MCI – Gunungkidul, DIY | Kejaksaan Negeri (Kejari) Gunungkidul memastikan perkara penelantaran bayi yang terjadi di wilayah Kapanewon Rongkop, Kabupaten Gunungkidul, telah ditangani secara tuntas melalui mekanisme penghentian penuntutan berdasarkan restorative justice (RJ). Penanganan perkara tersebut dilakukan dengan mempertimbangkan aspek kemanusiaan, kepentingan terbaik bagi anak, serta kondisi para pihak yang terlibat.
Hal itu disampaikan oleh Kasubsi Prapenuntutan Seksi Tindak Pidana Umum Kejari Gunungkidul, Sulistyo Cahyo Ramadhan, S.H., didampingi Kasi Tindak Pidana Umum Kejari Gunungkidul, Raka Buntasing Panjongko, S.H., M.H.Li, saat ditemui awak mediacitraindonesia.com di Kantor Kejari Gunungkidul, Jumat (2/1/2026).
Sulistyo menjelaskan, sejak awal perkara penelantaran bayi di Rongkop tersebut telah ditangani sesuai dengan prosedur hukum yang berlaku. Setelah melalui tahapan penelitian berkas perkara, kejaksaan menilai perkara tersebut memenuhi persyaratan untuk diselesaikan melalui pendekatan restorative justice.
“Untuk penanganan perkara penelantaran bayi di wilayah Rongkop memang sudah kami tangani. Selanjutnya, perkara tersebut diselesaikan melalui mekanisme penghentian penuntutan berdasarkan restorative justice, dan pengajuan tersebut telah disetujui,” ujar Sulistyo.
Ia menambahkan, penerapan restorative justice dilakukan dengan mempertimbangkan berbagai aspek, mulai dari kondisi pelaku, situasi sosial, hingga masa depan bayi sebagai korban. Pendekatan ini dinilai lebih mengedepankan upaya pemulihan dibandingkan semata-mata penjatuhan hukuman.
Baca juga : https://mediacitraindonesia.com/bupati-gunungkidul-lantik-16-pejabat-eselon-ii-tegaskan-komitmen-anti-kkn/
Sementara itu, Raka Buntasing Panjongko menegaskan bahwa keputusan penghentian penuntutan bukan berarti perkara diabaikan, melainkan merupakan bagian dari kebijakan penegakan hukum yang humanis dan berkeadilan.
“Restorative justice bertujuan memulihkan keadaan, bukan hanya menghukum. Dalam perkara ini, kepentingan terbaik bagi anak menjadi prioritas utama, termasuk memastikan bayi mendapatkan perawatan dan perlindungan yang layak,” jelasnya.

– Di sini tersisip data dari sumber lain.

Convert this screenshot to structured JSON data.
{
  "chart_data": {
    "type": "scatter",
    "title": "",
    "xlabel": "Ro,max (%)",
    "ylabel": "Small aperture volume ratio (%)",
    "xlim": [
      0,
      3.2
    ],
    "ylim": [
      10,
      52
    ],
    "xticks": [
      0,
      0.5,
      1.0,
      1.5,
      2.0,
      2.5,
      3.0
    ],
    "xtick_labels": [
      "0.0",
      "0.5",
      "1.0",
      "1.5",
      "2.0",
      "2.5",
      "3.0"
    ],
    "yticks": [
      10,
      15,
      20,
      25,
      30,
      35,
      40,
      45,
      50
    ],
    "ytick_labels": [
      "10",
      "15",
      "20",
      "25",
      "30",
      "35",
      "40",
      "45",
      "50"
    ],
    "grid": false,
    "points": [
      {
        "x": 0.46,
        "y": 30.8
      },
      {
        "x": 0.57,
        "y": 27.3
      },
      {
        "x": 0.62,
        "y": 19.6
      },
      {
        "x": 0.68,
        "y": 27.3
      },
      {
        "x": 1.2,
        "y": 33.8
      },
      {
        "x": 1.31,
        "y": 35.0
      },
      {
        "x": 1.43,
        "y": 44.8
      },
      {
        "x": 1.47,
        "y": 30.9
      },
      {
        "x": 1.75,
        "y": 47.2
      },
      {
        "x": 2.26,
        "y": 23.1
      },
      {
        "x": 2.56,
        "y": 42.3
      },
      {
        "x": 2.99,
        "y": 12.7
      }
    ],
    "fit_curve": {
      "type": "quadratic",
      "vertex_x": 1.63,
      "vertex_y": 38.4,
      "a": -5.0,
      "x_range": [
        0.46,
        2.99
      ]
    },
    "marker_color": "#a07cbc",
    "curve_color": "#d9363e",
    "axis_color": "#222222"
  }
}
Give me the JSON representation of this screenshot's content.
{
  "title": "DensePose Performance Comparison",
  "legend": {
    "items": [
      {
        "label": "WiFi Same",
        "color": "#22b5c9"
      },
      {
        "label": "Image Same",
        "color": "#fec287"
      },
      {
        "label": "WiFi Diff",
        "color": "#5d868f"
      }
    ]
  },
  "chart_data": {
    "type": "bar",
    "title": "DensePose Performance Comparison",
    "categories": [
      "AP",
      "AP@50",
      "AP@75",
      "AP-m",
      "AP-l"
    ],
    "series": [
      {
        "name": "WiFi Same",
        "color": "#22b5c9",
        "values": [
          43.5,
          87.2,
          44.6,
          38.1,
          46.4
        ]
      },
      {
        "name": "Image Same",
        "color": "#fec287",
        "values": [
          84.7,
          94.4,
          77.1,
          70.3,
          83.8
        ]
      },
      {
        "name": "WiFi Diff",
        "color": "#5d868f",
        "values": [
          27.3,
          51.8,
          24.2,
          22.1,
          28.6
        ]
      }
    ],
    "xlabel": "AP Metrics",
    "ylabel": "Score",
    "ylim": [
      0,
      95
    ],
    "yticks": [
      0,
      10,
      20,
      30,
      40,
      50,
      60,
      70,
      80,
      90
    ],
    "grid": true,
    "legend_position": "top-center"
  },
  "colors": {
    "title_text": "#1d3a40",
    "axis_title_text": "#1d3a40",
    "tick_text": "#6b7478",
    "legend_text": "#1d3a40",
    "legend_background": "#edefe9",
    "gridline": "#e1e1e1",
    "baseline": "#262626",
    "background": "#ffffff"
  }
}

Menurut Raka, seluruh tahapan restorative justice telah dilalui sesuai ketentuan yang berlaku, termasuk adanya kesepakatan para pihak serta pengawasan dari pimpinan kejaksaan. Dengan demikian, penghentian penuntutan tersebut telah memiliki dasar hukum yang kuat.
Diketahui, kasus pembuangan bayi di Rongkop sempat menyita perhatian publik. Melalui pendekatan restorative justice, Kejari Gunungkidul berharap penanganan perkara serupa ke depan dapat dilakukan secara lebih bijak, dengan mengedepankan nilai kemanusiaan tanpa mengesampingkan kepastian hukum.